The intake phase now includes the full physical (and at times lab work needs to be ordered), an interview with Wolford to discuss goals, possible roadblocks (like schedules, family responsibilities, and more), and then a movement screening with Lucas Barge, the facility supervisor to assess mobility and limitations, followed by a baseline fitness assessment and body composition testing.
The intersection of fitness experts and medical care is an exciting trend developing across the industry. In Yorba Linda, CA, for example, Dr. Adam Schulte created The Drop-In Doc, a direct primary care clinic located in Resolution CrossFit. The clinic is a meeting point of both healthcare and fitness, where Dr. Schulte and the coaching staff collaborate regularly to optimize how exercise is used to fight against chronic disease.

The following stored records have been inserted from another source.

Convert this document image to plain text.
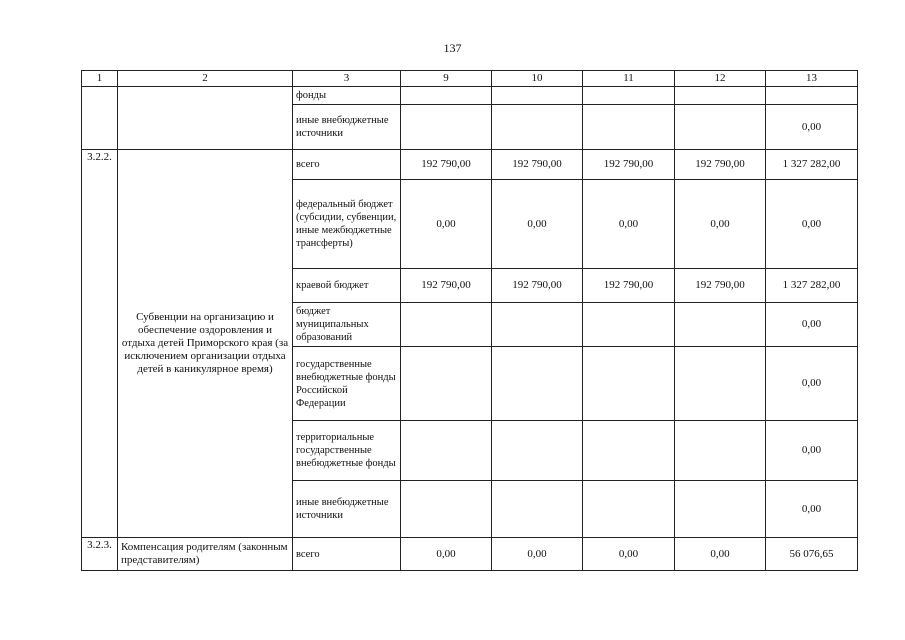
137
1	2	3	9	10	11	12	13
		фонды					
		иные внебюджетные источники					0,00
3.2.2.	Субвенции на организацию и обеспечение оздоровления и отдыха детей Приморского края (за исключением организации отдыха детей в каникулярное время)	всего	192 790,00	192 790,00	192 790,00	192 790,00	1 327 282,00
		федеральный бюджет (субсидии, субвенции, иные межбюджетные трансферты)	0,00	0,00	0,00	0,00	0,00
		краевой бюджет	192 790,00	192 790,00	192 790,00	192 790,00	1 327 282,00
		бюджет муниципальных образований					0,00
		государственные внебюджетные фонды Российской Федерации					0,00
		территориальные государственные внебюджетные фонды					0,00
		иные внебюджетные источники					0,00
3.2.3.	Компенсация родителям (законным представителям)	всего	0,00	0,00	0,00	0,00	56 076,65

CrossFit LLC has facilitated the intersection of fitness and medical care for several years, through the CrossFit Health initiative and CF-MDL1 program that focuses on medical doctors earning their Level 1 certificates. More recently CrossFit introduced the Precision Care program which offers “personalized healthcare from CrossFit-trained doctors and health professionals based on your unique goals and needs.” The program uses tech tools and focuses on a preventative approach to primary medical care.
At EHP Performance, Wolford has an in-house medical staff consisting of herself and Lizette Sunde, a doctor of physical therapy and board-certified, clinical specialist in orthopedics, as well as staff of six additional performance coaches, all of whom hold CrossFit, weightlifting and nutrition certifications. There is also an eight-member medical advisory board to assist with decision-making.

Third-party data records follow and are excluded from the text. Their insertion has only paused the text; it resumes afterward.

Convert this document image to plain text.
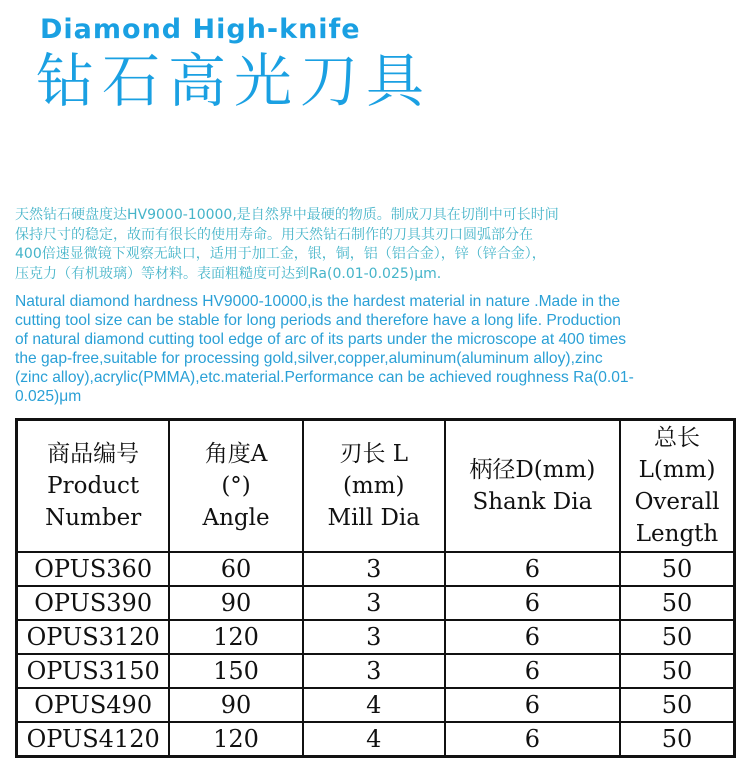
Diamond High-knife
钻石高光刀具
天然钻石硬盘度达HV9000-10000,是自然界中最硬的物质。制成刀具在切削中可长时间
保持尺寸的稳定，故而有很长的使用寿命。用天然钻石制作的刀具其刃口圆弧部分在
400倍速显微镜下观察无缺口，适用于加工金，银，铜，铝（铝合金），锌（锌合金），
压克力（有机玻璃）等材料。表面粗糙度可达到Ra(0.01-0.025)μm.
Natural diamond hardness HV9000-10000,is the hardest material in nature .Made in the
cutting tool size can be stable for long periods and therefore have a long life. Production
of natural diamond cutting tool edge of arc of its parts under the microscope at 400 times
the gap-free,suitable for processing gold,silver,copper,aluminum(aluminum alloy),zinc
(zinc alloy),acrylic(PMMA),etc.material.Performance can be achieved roughness Ra(0.01-
0.025)μm
商品编号
Product
Number	角度A
(°)
Angle	刃长 L
(mm)
Mill Dia	柄径D(mm)
Shank Dia	总长
L(mm)
Overall
Length

OPUS360	60	3	6	50
OPUS390	90	3	6	50
OPUS3120	120	3	6	50
OPUS3150	150	3	6	50
OPUS490	90	4	6	50
OPUS4120	120	4	6	50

EHP offers a wide variety of classes, including CrossFit, Elevate (similar to CrossFit but no barbells or higher skill gymnastics) and Bootcamp for members who are new to fitness training or just coming back from an extended time off. In addition, Wolford’s facility holds classes for different age groups, Sober Sundays, which are for athletes in recovery and open to the public, body transformation challenges and “kid-sit” hours for parents lacking childcare.
Wolford also created three types of scholarships for members in need: ”Empowerment,” for women who are survivors of sexual assault or other types of domestic, family or intimate partner violence; “Pride,” for members of the LGBTQ+ community who want an inclusive space in which to be healthy; and “Kids,” for youth who may not otherwise be able to afford these opportunities.
“In order to keep your scholarship, you have to attend at least 10 times per month. We have some awesome people on those scholarships that are a great part of the community,” Wolford said. “When people reach out and say ‘hey, I really want this, I really need this in my life, I just don’t know if I can afford it,’ we are like ‘ok, let’s talk about it.’”
So how has being a successful entrepreneur, medical professional and agent of change for her members and community affected Wolford’s own fitness? Judging by her performance in the 2022 CrossFit Open, it appears only in positive ways. She placed sixth overall in North America and 13th in the world in the 35-39 division and this week will take on the Age Group Quarterfinals in a bid to move on to the next round of competition.
“This whole time I’ve continued to compete, I just love that part…it fits me,” she concluded.